P.S. I wept writing that. I cannot imagine my life without Holy Spirit. I think of the pages and pages and pages of testimonies of ways He has shown up, revealed truth, parented the kids, opened doors, brought me comfort, healing, and joy, and been there for me. What about you? Are you stuck in the place of being hungry for more of Him but leery of Holy Spirit? Do you need an encounter with Him that reveals who He really is? Cry out and tell Him. It’s okay to acknowledge your weariness, concern, and doubt. Confess your trust and faith in Him, even when you do not have it all figured out yet. More Lord, MORE! 

YOU CAN’T KILL JESUS

Family devotions one day seemed like a disaster, but that ended up being the lesson. The child who was supposed to lead picked a chapter and spent the next ten minutes reading to us, but we were all getting a bit dizzy with their fast-paced reading and rushing through the passage at record speed. Then they gave their own commentary, and 20 minutes later, we were still sitting there rather detached and unengaged. They then suggested we soak for a few moments but put on dance music, making it nearly impossible to ‘be still and know.’ Family devotions felt like a bit of a flop. Until God showed up and said, “Your lesson today is the flopped lesson.” We spent the rest of the time talking about how to lead others and create space for people to engage and for Holy Spirit to come. I asked the ‘leader child’ what the heart of the passage was, and she said, “That you can’t kill Jesus.” BOOM, that was explosive. I encouraged her to make sure as a leader, she did read the entire passage to get the front and back story of the Scriptures, but that sometimes less is more, and had she started with that statement, we could have spent hours unpacking that. My whole point in inviting you into our living room is simply to share that it isn’t about getting it right or doing it correctly. Even in the flop, Jesus shows up. My kids are learning and growing, and they grew in understanding of how to be a better leader. I would say that is a success.

GOD IS FUN

I hear this all the time – “I believe God is good and loves people, but I don’t think of Him as this fun God. I grew up with a picture that God is always very serious. His Kingdom is serious in that it’s life-changing, but the idea of playing and engaging with Him seems foreign.”

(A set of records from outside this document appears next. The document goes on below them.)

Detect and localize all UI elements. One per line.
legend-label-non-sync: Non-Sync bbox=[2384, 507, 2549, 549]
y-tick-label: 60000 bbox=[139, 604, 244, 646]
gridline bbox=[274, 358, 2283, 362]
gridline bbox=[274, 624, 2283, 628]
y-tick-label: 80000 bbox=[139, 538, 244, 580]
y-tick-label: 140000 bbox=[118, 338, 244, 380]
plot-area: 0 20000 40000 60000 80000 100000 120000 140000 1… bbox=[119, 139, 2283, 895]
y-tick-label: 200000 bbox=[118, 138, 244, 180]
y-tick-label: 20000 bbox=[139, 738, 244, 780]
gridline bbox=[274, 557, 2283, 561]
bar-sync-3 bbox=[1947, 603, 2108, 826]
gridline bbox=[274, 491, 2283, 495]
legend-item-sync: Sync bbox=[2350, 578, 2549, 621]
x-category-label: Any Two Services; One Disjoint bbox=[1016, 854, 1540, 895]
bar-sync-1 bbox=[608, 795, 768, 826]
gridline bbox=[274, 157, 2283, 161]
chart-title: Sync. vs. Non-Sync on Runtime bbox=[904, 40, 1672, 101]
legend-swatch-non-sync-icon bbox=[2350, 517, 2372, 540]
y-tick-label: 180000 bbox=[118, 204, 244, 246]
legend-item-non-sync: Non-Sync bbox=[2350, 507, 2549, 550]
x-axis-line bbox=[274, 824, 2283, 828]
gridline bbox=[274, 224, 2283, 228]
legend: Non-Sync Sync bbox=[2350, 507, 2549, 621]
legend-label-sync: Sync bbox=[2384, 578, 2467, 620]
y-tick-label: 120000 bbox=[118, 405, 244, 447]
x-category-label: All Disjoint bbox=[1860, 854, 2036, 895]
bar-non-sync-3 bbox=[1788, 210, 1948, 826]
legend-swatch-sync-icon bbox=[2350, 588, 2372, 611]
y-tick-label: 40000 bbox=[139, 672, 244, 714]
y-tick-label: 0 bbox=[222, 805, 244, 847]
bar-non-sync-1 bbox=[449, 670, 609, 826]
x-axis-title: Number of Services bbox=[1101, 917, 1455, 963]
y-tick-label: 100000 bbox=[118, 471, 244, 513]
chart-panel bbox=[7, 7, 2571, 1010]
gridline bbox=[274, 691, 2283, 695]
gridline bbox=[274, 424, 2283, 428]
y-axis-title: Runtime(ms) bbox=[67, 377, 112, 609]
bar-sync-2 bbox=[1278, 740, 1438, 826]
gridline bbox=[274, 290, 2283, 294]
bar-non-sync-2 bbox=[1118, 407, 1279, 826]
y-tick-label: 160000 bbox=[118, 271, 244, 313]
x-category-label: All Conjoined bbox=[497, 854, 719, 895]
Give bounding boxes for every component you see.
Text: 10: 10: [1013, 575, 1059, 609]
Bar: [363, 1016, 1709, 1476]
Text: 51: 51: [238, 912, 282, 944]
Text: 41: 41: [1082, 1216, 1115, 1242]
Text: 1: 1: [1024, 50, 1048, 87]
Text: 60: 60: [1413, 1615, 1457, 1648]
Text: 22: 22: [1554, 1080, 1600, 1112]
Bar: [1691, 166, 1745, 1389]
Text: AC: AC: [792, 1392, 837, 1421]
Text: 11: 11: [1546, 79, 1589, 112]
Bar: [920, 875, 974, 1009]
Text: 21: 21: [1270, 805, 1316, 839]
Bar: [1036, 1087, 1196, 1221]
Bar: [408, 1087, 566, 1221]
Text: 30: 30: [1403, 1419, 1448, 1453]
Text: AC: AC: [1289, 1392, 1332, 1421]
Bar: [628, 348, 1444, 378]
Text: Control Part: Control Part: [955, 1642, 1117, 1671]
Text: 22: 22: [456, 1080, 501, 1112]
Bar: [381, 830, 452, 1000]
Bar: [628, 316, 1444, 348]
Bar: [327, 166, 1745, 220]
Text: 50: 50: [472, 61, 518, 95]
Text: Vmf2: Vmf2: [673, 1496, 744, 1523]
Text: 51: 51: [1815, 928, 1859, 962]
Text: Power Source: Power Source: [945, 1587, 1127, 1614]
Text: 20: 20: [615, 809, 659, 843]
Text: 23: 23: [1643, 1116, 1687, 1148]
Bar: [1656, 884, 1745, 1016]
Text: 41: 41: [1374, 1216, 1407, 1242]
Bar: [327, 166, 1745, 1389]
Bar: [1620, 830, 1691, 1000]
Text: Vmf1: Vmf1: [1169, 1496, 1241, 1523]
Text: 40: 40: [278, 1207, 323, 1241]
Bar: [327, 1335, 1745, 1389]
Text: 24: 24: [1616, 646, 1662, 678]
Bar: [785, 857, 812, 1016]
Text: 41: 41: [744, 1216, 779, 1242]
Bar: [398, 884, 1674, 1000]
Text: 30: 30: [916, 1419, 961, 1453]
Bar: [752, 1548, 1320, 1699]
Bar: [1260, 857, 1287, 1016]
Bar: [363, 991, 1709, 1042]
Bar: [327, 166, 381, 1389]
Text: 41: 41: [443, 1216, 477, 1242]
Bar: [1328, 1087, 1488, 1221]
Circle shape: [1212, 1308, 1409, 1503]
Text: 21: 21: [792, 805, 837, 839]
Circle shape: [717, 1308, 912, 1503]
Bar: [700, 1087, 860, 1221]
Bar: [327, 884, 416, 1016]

If this is your view of God, I want to invite you to sit with Jesus, His Son. Ask Him, “Jesus, will You please give me a picture of the FUN side of Your Father?” You might want to set an alarm on your phone and ask Jesus to introduce you to this part of His Father every day until you can begin to see and experience this part of YOUR Father, too. Yes, God is Almighty and serious and powerful, but He is also the most fun-loving, tender, and engaged Father.